A Milei victory — which recent polls suggest is likely — will sound a death knell for a democracy recovered 40 years ago, after a century of fraudulent elections, political proscriptions and bloody military takeovers. But the menace doesn’t lie in Milei himself, even if a study found that his leadership style fits the authoritarian profile. He rejects basic democratic rules, denies any legitimacy to his political rivals, tolerates or promotes violence, and is ready to limit civil liberties, including that of the press.
In a country where social mood counts more than rickety institutions, the more serious threat to democracy is Milei’s supporters’ indifference to what he stands for. In polls and interviews, they have said over and over that they don’t care about his disdain for democracy, his outlandish and unworkable libertarian proposals, or his lack of basic knowledge of how to run a functioning state. They don’t care if this economist, comic and former footballer can really abolish the Argentine central bank and the national currency, as he says he will. Or that he wanted to eliminate subsidies for public education, health and other social services in the middle of a terrible crisis. Or that he has flirted with establishing a free market for human organs and firearms. Or that his obsession with his dead dog, with whom it’s said he communicates in the hereafter, and his violent, expletive-ridden outbursts when talking about the political establishment have sown doubts about his mental health. Local pundits deemed it a political achievement that he didn’t lose his temper or his mind during the presidential debates, as was widely expected.
In fact, Milei’s combustible personality is probably attracting more votes than his program, because his followers want him to get mad on their behalf. The Milei phenomenon is a protest scream. He is a human wrecking ball his voters want to hurl against the political system that has repeatedly failed them. It was by riding this radical discontent, by yelling insults and by wielding a chain saw with which he has promised to cut public spending (if not destroy the state itself) that Milei has gone from being a political nonentity to being the favorite in the runoff presidential election.
His rise is certainly the result of a spiraling economic crisis that has left more than 40 percent of the population under the poverty line and an inflation reaching 142.7 percent in a year. But he also represents the rejection of the political polarization that has engulfed the country for the past two decades. The current Peronist government, in power since 2019, and the opposing Juntos por el Cambio (JxC) that preceded it have been unable to offer any solutions to the nation’s problems, except for blaming them on each other. Facing Milei and his movement, they have reacted in character.
Massa has been doling out new subsidies and making promises about a rosy future. He is trying to pull off an act of political magic in which he is trying to make everybody forget that he is the most powerful figure in a failing government and the very person in charge of salvaging the ailing economy. Now he is Sergio Massa the candidate, the new guy who will end polarization and save the day.
Still, as the only alternative to Milei, Massa is not to be discounted.
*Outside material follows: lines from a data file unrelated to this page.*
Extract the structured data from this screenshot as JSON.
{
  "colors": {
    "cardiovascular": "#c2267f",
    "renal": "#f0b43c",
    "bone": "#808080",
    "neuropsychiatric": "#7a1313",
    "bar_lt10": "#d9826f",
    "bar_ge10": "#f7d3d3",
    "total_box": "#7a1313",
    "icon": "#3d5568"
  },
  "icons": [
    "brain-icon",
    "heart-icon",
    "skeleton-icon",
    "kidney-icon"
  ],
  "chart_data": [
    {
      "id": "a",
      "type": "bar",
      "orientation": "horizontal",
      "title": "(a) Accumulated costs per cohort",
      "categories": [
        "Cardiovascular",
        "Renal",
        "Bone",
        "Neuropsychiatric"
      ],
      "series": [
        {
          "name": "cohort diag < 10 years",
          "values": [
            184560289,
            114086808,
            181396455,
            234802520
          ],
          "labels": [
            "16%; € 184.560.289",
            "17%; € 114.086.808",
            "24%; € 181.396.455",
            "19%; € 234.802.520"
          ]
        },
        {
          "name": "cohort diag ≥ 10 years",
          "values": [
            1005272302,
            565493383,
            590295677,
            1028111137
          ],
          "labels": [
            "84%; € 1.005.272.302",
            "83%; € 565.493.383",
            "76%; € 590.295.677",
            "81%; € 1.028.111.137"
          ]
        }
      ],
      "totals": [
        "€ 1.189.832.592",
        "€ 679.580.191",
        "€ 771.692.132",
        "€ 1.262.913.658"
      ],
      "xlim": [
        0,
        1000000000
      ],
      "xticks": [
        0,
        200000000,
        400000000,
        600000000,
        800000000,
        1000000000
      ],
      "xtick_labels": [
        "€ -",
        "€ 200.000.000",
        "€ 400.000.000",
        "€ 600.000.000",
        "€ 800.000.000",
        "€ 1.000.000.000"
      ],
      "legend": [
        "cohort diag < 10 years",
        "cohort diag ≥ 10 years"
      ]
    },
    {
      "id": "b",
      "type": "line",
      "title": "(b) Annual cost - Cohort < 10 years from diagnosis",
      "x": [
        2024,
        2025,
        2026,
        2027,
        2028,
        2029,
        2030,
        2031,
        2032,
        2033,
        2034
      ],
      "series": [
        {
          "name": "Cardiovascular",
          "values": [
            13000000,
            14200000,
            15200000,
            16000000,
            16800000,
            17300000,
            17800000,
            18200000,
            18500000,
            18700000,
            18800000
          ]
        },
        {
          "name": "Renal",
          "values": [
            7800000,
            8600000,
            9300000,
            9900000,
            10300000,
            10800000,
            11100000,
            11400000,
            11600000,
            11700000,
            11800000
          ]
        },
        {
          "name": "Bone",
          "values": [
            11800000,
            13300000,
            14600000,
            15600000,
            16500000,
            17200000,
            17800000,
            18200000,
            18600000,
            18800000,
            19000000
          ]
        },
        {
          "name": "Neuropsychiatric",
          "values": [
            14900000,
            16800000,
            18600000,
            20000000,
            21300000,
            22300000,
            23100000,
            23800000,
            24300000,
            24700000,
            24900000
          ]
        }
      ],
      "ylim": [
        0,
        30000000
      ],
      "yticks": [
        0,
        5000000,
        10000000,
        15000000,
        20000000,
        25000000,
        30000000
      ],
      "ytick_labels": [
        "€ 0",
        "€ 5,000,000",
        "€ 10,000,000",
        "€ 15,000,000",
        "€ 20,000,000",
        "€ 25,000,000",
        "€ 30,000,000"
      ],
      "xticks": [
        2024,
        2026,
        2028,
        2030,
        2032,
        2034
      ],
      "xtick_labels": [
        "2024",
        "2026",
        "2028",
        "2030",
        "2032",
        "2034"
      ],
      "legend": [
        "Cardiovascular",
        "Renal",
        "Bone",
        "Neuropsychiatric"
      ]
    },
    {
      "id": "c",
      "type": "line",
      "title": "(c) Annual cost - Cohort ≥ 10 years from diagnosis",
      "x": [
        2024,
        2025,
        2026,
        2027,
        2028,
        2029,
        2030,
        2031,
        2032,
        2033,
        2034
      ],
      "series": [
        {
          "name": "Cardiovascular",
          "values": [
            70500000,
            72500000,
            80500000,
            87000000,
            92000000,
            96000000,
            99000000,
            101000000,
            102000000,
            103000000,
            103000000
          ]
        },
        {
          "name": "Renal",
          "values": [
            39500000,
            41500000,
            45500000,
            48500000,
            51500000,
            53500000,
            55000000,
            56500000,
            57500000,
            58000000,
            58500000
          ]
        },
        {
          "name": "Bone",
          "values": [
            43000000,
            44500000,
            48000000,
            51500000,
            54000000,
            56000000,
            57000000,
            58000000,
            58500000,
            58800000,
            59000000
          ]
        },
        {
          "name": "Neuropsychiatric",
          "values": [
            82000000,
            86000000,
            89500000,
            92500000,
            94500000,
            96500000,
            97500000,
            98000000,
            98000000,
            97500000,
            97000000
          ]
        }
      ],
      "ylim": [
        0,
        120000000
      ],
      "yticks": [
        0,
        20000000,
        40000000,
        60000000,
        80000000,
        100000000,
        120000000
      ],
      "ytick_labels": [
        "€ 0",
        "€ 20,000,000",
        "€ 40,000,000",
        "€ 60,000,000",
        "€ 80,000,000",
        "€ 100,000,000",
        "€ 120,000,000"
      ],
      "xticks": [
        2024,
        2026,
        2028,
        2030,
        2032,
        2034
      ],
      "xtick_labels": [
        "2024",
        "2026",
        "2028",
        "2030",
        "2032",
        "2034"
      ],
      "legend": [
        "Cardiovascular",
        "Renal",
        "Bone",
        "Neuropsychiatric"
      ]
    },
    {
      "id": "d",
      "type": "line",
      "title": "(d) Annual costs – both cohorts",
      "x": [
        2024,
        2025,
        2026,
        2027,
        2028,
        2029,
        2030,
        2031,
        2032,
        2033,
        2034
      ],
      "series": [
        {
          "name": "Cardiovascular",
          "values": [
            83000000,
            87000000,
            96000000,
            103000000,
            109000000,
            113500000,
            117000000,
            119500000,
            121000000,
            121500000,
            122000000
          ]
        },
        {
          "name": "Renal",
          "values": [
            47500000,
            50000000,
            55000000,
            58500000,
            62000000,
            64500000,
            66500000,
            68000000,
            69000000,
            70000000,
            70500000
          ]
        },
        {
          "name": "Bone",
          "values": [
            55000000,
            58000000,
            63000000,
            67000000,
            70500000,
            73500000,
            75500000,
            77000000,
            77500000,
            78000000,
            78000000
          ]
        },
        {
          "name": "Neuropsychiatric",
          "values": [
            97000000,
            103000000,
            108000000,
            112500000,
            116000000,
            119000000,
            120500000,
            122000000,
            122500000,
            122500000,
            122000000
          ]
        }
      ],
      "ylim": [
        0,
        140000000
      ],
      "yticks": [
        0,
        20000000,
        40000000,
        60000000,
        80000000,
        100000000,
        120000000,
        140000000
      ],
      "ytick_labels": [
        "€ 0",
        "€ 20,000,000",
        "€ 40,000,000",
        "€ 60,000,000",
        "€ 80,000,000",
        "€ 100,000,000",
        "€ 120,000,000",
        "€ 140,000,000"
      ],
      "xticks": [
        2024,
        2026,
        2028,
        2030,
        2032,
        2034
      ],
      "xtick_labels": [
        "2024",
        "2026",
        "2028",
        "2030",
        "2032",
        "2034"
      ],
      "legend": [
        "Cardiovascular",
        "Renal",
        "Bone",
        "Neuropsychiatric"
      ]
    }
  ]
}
In the first round of elections, Massa surprised everybody, and especially the pollsters, by coming out on top with 36.78 percent of the vote against Milei’s 29.99 percent. (JxC obtained a meager 23.81 percent.) For a moment it seemed that, despite all the anger, the country had decided Milei was a bridge too far.
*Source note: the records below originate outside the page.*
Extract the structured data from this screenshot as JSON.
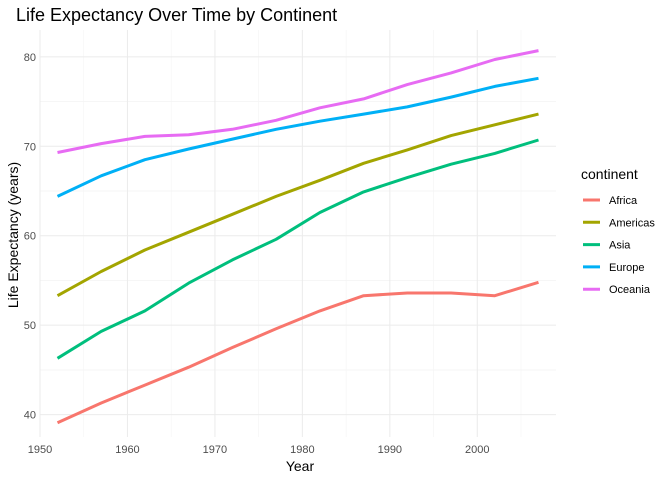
{
  "chart_data": {
    "type": "line",
    "title": "Life Expectancy Over Time by Continent",
    "xlabel": "Year",
    "ylabel": "Life Expectancy (years)",
    "x": [
      1952,
      1957,
      1962,
      1967,
      1972,
      1977,
      1982,
      1987,
      1992,
      1997,
      2002,
      2007
    ],
    "xlim": [
      1950,
      2009
    ],
    "ylim": [
      37.5,
      83
    ],
    "x_ticks": [
      1950,
      1960,
      1970,
      1980,
      1990,
      2000
    ],
    "y_ticks": [
      40,
      50,
      60,
      70,
      80
    ],
    "grid": true,
    "legend": {
      "title": "continent",
      "position": "right"
    },
    "series": [
      {
        "name": "Africa",
        "color": "#F8766D",
        "values": [
          39.1,
          41.3,
          43.3,
          45.3,
          47.5,
          49.6,
          51.6,
          53.3,
          53.6,
          53.6,
          53.3,
          54.8
        ]
      },
      {
        "name": "Americas",
        "color": "#A3A500",
        "values": [
          53.3,
          56.0,
          58.4,
          60.4,
          62.4,
          64.4,
          66.2,
          68.1,
          69.6,
          71.2,
          72.4,
          73.6
        ]
      },
      {
        "name": "Asia",
        "color": "#00BF7D",
        "values": [
          46.3,
          49.3,
          51.6,
          54.7,
          57.3,
          59.6,
          62.6,
          64.9,
          66.5,
          68.0,
          69.2,
          70.7
        ]
      },
      {
        "name": "Europe",
        "color": "#00B0F6",
        "values": [
          64.4,
          66.7,
          68.5,
          69.7,
          70.8,
          71.9,
          72.8,
          73.6,
          74.4,
          75.5,
          76.7,
          77.6
        ]
      },
      {
        "name": "Oceania",
        "color": "#E76BF3",
        "values": [
          69.3,
          70.3,
          71.1,
          71.3,
          71.9,
          72.9,
          74.3,
          75.3,
          76.9,
          78.2,
          79.7,
          80.7
        ]
      }
    ]
  }
}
For their part, former president and JxC main leader Mauricio Macri and his failed presidential candidate Patricia Bullrich threw their weight behind Milei in the runoff. It cost them their coalition, after most of its other leaders refused to follow suit. It was yet another in a long line of historical cases — documented by Steven Levitsky and Daniel Ziblatt in their book “How Democracies Die” — in which an established party opens the door of respectability to the insurgent authoritarian that goes on to subvert the democratic system.
Before Macri’s backing, Milei enjoyed the support of only the disaffected far right — people such as backers of former Brazilian president Jair Bolsonaro, Tucker Carlson in the United States and Vox in Spain. After Macri’s endorsement, Sebastián Piñera (Chile), Felipe Calderón and Vicente Fox (Mexico), Iván Duque and Andrés Pastrana (Colombia), Mariano Rajoy (Spain), and Nobel Prize in Literature recipient Mario Vargas Llosa have all come on board, seeing Milei as a means to defeat Peronism in Argentina. (As part of this effort to make himself more respectable, Milei has moderated a few of his stances, no longer talking about eliminating social subsidies.)
“How far could the obsessive desire to defeat Peronism lead us?” Pablo Avelluto, former member of Macri’s cabinet, wrote. “Anything goes?” Avelluto abandoned Macri’s party for betraying its values by allying itself with Milei. Even still, he said he won’t vote for Massa: “I am indifferent to any of them winning.” He will leave his ballot empty.
Like him, so many in Argentina can’t reconcile the abstract ideal of democracy with its dismal reality. That indifference, that emptiness, is the true danger. For jumping into the void to escape miserable circumstances has rarely ended well.